PostedMar 14, 2012 at 9:34 am

Kat wrote….

"No. A healthy lifestyle, moderation and not jumping on the latest bandwagon/ study is the solution. No one single study or report is going to make me change my diet, which is quite sensible to begin with."

and

"Those of us that take a little better care of ourselves are probably not endangered by a weekly piece of meat."

Took the words right out of my mouth. I'm walking-hiking-running proof of that seeing as I did what the Diabetes educators and internist said I couldn't… reverse diabetes in a relatively short time. The key – moderation in all things and a physically active, healthy lifestyle. Diets, cleanses, all the different fad fasts and such don't work over the long term and that's why it's a multi-billion dollar industry. Sensible eating is the way to go. Too bad it took me a few decades and too many fad diets to figure that out.

If one chooses to be vegetarian or vegan for a multitude of reasons, that's a choice and one that I support. While we eat like vegetarians/vegans a few times a week, we also enjoy beef about once every 8-10 days.

Exercise also plays a huge role in how our body processes what we eat. A sedentary sofa-spud who eats a high fat steak is going to absorb the food differently than someone athletic who works out several times a week.

I also slept with baby girl next to me from time-to-time… and I carried her in a Moby Wrap and a sling even though "they" said it was dangerous. I also took her hiking and on a wilderness canoe trip. I had her camping at a mere 7 weeks old. All horrible choices according to some.

For every study there is an opposing study saying something different. We are what we eat… if you eat junk, your body will treat you like you ate junk.

Like I said earlier in the thread… all things in moderation.

PostedMar 14, 2012 at 10:59 am

This all things in moderation dogma is bizarre to me. Certain things are just bad for you. Period. All things in moderation, including mercery? Heroin? Cigarettes? A doctor friend of mine (who is an avowed carnivore) said there's some speculation that predates this study, but is potentially bolstered by it, that meat is more like poison than food–that eating red meat may cause dangerous changes in your body even at very low levels of consumption. I'm not sure I'm willing to go that far, and I like my meat occasionally, but this fetish for moderation is strange to me.
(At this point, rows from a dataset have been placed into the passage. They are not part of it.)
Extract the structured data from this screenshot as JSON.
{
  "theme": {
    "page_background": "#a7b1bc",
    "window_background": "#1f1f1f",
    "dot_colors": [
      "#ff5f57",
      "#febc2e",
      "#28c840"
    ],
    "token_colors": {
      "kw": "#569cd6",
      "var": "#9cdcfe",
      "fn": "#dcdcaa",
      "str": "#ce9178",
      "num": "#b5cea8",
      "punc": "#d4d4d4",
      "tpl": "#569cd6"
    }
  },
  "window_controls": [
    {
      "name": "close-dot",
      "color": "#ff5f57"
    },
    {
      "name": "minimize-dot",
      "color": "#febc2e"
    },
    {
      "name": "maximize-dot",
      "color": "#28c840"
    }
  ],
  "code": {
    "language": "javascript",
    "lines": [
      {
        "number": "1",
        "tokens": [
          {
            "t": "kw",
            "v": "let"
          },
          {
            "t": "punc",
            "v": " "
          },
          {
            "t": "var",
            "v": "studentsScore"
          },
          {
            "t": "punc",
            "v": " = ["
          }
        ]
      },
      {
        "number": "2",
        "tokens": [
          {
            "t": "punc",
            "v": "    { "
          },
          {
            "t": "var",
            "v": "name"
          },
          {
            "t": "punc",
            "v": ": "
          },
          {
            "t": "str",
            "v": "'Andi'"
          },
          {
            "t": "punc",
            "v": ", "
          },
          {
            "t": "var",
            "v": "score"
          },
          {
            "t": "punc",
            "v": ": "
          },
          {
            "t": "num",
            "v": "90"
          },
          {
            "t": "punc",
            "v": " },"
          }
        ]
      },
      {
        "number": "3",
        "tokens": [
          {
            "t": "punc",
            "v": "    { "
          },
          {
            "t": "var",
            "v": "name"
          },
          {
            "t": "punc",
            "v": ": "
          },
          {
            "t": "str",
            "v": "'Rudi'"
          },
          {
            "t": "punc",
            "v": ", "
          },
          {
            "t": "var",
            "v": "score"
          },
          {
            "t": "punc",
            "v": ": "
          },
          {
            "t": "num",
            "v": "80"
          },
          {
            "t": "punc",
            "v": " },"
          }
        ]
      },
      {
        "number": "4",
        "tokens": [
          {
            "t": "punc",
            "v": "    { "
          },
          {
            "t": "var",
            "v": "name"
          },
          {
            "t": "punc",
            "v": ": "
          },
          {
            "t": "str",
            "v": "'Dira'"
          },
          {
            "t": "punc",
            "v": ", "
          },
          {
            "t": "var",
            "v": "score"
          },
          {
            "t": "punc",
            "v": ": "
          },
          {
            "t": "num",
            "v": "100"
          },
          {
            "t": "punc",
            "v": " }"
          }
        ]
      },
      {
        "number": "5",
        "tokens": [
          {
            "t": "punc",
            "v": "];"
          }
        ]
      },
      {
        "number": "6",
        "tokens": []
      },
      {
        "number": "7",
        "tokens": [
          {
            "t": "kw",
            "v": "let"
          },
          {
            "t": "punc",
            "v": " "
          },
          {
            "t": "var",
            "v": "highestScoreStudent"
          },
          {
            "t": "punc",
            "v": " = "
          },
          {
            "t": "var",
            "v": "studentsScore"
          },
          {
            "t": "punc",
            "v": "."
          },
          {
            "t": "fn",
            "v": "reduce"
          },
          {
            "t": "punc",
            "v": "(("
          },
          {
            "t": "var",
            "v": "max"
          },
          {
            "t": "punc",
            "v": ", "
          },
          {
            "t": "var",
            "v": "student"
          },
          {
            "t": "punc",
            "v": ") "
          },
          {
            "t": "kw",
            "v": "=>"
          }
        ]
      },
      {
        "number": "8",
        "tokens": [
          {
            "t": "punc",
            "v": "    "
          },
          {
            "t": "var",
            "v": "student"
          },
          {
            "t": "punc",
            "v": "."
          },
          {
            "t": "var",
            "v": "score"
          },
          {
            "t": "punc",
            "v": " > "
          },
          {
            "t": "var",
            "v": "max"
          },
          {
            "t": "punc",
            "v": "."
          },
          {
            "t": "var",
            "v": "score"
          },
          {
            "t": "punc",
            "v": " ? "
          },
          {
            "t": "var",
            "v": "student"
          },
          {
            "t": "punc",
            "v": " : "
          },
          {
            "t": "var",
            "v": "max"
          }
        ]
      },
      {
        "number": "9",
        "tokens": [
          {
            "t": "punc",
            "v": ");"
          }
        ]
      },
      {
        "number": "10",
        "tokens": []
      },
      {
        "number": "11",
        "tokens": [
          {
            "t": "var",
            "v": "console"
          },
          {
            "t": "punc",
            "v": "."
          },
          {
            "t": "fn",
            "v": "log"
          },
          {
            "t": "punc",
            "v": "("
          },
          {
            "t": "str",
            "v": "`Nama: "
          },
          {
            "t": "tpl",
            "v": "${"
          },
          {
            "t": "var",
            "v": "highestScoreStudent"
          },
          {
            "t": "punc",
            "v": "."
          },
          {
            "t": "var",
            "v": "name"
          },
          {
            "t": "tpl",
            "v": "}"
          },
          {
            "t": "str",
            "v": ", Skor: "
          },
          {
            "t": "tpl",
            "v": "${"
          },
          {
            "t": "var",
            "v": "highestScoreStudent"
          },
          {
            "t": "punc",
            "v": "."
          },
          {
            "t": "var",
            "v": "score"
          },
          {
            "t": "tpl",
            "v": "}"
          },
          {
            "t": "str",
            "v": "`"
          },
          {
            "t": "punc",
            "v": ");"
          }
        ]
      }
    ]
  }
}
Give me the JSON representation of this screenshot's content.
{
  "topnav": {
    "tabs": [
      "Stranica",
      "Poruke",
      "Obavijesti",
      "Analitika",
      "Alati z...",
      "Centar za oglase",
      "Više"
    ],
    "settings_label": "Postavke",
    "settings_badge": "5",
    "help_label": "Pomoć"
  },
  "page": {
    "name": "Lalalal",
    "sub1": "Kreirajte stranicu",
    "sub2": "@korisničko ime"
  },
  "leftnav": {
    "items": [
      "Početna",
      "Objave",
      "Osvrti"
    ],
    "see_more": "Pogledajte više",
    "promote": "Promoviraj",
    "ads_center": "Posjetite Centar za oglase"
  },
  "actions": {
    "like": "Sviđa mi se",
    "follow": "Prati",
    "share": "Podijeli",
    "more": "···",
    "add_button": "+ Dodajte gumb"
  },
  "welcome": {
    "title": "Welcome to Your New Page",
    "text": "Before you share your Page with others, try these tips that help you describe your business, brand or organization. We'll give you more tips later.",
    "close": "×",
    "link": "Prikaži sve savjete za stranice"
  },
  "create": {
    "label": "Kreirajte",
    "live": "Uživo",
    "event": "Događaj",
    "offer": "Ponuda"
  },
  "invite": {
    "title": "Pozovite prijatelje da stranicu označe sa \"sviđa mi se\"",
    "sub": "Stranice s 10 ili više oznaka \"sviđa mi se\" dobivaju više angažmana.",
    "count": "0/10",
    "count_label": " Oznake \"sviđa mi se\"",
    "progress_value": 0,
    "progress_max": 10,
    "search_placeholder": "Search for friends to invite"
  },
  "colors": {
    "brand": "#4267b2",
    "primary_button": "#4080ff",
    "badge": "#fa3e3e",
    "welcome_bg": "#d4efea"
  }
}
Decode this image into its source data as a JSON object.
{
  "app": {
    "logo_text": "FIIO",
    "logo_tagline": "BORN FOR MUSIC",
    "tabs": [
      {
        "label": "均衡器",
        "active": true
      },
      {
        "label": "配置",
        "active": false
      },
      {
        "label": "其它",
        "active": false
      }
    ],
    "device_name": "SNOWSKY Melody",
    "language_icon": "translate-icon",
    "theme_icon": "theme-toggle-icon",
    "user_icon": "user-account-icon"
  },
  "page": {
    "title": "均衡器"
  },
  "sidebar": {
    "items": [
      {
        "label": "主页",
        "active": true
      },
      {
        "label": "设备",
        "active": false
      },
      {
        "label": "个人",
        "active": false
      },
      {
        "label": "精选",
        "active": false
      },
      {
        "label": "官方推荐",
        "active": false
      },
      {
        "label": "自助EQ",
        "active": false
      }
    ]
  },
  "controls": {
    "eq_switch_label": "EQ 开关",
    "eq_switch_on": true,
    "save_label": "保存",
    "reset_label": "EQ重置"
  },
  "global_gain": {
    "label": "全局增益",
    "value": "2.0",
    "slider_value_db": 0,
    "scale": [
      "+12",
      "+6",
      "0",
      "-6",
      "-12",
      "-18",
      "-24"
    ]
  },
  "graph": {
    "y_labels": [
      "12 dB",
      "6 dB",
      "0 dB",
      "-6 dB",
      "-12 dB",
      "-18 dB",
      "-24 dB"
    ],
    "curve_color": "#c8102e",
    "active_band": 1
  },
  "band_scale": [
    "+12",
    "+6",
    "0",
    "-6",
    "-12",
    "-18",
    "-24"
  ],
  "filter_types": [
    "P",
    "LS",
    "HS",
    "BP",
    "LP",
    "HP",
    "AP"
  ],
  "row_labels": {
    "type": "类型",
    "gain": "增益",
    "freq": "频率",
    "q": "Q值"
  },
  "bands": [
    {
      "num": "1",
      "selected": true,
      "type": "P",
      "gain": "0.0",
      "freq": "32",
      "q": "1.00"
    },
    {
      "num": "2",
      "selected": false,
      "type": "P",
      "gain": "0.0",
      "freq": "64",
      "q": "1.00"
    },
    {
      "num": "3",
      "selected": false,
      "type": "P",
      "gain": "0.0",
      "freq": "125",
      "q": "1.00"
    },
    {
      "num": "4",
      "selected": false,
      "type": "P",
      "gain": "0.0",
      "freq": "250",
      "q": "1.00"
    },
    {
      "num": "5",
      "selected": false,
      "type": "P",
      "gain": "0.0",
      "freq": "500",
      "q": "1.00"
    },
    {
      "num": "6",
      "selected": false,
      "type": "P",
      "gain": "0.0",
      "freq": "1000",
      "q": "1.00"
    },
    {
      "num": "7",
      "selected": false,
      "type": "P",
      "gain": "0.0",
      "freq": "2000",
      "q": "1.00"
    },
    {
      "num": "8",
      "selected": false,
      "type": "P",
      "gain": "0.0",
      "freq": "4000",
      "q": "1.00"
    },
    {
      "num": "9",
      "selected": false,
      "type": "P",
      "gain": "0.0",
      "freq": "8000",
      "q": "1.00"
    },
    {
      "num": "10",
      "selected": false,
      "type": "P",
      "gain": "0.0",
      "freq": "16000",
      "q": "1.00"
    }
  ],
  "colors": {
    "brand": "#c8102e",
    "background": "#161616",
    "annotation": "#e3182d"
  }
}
This "they said but I proved differently thing" is also strange. I forgot to buckle my seatbelt the other day, but I didn't die horribly, so that means I proved the "experts" wrong about wearing a seatbelt.

Travis L BPL Member
PostedMar 14, 2012 at 11:03 am

With all due respect, heroin is in quite a different category of substance than meat. I see the point you're trying to make, but that comparison is silly.

We're breathing too much. Less breathing, everyone!